If we don't use the full size of the allocated axes, are we not going to get as good spatial locality from the Hilbert curve? This is only approximate to start with. The way to use this algorithm is to create axes that are large enough and not worry about the unused bits of information.
The bit count matters for choosing types of function arguments. It's usually easy for the coordinates to hold their integer data, but higher dimensions can make the resulting Hilbert index too large for most data types. Eight dimensions of ten bits is 80 bits, which exceeds a typical Int64. That's fine in Julia, which has both Int128 and BigInt types. In addition, most of the math is defined for unsigned integers, but the algorithms in this library are tested to work up to the last sign-bit for signed integers, so they are OK to use.
Properties of different Hilbert curves
There are multiple Hilbert curves. There is even a paper called, "How many three-dimensional Hilbert curves are there?" by Haverkort (2017). The different curves have different orientataions relative to their axes. They can be symmetric or asymmetric. They fill space in slightly different ways, (almost) all of which require domains that are powers of two in each direction. Haverkort also wrote a lovely paper describing these differences, in "Sixteen space-filling curves and traversals for d-dimensional cubes and simplices."
For use in scientific computing, it may be more important to judge different Hilbert curve algorithms on capability, speed, and relaxation of constraints.
- The
Compact
algorithm creates a Hilbert curve where each axis can have a size that's a different power of two. - The
Simple2D
algorithm doesn't need to know how large the axes may be before you use it, but it only works in 2D. - The
GlobalGray
algorithm is fast for an n-dimensional algorithm. - The
FaceContinuous
algorithm is slower and is included because it has a different shape and is historically important as the first non-recursive n-dimensional algorithm.
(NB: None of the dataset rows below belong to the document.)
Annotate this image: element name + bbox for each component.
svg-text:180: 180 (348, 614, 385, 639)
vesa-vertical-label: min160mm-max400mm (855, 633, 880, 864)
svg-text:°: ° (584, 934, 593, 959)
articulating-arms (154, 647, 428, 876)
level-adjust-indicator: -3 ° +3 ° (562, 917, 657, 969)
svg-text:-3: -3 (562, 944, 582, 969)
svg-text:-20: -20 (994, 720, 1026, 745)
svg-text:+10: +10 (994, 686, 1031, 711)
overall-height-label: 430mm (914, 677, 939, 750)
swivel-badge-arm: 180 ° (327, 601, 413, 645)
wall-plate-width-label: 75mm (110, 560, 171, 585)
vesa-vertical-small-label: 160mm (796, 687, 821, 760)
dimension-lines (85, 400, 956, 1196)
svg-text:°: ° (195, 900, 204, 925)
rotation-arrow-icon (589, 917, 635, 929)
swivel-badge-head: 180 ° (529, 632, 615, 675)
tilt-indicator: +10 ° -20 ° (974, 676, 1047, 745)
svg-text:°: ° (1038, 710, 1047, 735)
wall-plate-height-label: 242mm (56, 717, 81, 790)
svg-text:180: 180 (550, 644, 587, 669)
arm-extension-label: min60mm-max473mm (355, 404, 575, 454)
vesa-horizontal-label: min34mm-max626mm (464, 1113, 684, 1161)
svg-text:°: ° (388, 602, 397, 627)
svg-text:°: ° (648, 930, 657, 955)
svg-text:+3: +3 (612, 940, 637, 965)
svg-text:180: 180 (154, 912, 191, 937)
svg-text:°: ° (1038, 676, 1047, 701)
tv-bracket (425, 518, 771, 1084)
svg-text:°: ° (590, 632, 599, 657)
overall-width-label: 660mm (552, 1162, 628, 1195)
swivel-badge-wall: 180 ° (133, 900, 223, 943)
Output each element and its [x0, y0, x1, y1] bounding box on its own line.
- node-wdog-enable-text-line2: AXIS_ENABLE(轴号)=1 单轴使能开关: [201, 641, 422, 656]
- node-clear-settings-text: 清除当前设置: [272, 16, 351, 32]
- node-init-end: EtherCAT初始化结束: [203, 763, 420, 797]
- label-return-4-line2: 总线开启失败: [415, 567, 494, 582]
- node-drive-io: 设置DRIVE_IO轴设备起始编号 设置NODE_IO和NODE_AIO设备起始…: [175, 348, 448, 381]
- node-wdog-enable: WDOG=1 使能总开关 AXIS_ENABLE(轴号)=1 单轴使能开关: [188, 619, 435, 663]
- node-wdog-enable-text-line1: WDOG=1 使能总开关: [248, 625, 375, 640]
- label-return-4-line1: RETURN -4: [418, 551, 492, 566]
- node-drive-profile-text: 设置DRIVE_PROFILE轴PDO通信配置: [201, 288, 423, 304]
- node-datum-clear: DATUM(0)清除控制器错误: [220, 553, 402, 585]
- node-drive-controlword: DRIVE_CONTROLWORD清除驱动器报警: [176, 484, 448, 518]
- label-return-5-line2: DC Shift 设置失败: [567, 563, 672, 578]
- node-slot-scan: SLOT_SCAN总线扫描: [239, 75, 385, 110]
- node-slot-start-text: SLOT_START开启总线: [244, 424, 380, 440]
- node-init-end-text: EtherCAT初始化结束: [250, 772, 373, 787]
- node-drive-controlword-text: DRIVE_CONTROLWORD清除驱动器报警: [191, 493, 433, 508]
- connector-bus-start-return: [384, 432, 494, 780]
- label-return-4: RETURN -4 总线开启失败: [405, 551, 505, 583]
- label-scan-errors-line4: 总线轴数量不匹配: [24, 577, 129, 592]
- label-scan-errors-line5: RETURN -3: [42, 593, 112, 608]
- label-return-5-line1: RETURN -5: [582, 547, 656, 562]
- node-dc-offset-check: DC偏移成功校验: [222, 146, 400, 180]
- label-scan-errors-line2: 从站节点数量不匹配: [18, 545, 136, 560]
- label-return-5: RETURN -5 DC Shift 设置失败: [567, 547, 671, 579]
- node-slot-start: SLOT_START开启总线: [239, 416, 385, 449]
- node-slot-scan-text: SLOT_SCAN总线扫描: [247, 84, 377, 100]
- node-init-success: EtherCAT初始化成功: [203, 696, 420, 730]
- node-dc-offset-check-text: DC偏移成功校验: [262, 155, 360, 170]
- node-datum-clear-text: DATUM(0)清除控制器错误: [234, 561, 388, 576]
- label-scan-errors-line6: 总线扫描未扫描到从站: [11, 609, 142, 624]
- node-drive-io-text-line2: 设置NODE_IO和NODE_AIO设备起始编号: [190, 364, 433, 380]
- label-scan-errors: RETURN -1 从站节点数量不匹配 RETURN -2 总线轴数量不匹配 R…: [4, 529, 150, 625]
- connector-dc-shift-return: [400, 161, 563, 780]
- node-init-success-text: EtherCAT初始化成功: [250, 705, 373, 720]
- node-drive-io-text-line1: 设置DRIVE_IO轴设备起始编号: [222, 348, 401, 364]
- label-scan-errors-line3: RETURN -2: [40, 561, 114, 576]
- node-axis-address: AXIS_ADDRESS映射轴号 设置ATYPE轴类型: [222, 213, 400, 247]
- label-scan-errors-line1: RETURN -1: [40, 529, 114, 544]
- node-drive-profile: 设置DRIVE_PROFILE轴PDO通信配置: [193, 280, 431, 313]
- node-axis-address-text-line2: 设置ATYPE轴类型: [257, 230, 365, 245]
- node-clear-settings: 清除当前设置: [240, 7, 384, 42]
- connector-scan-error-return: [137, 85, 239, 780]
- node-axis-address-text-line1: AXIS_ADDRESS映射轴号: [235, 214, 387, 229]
In general, algorithms that are written explicitly for 2D are faster than n-dimensional equivalents.
Other work around Hilbert curves
This library provides two functions for each algorithm, one to encode and one to decode. There is considerable work around making more-efficient queries of data stored in Hilbert order. These algorithms take a single Hilbert index and return the Hilbert index in any coordinate direction. They don't need to convert to coordinates, find the neighbor in that space, and convert back to the Hilbert index. There is also work to make rectangular queries faster, in general. These find sequences of Hilbert indexes that fall within a rectangular region in coordinate space.
None of those are implemented here. They would be useful for advanced database work.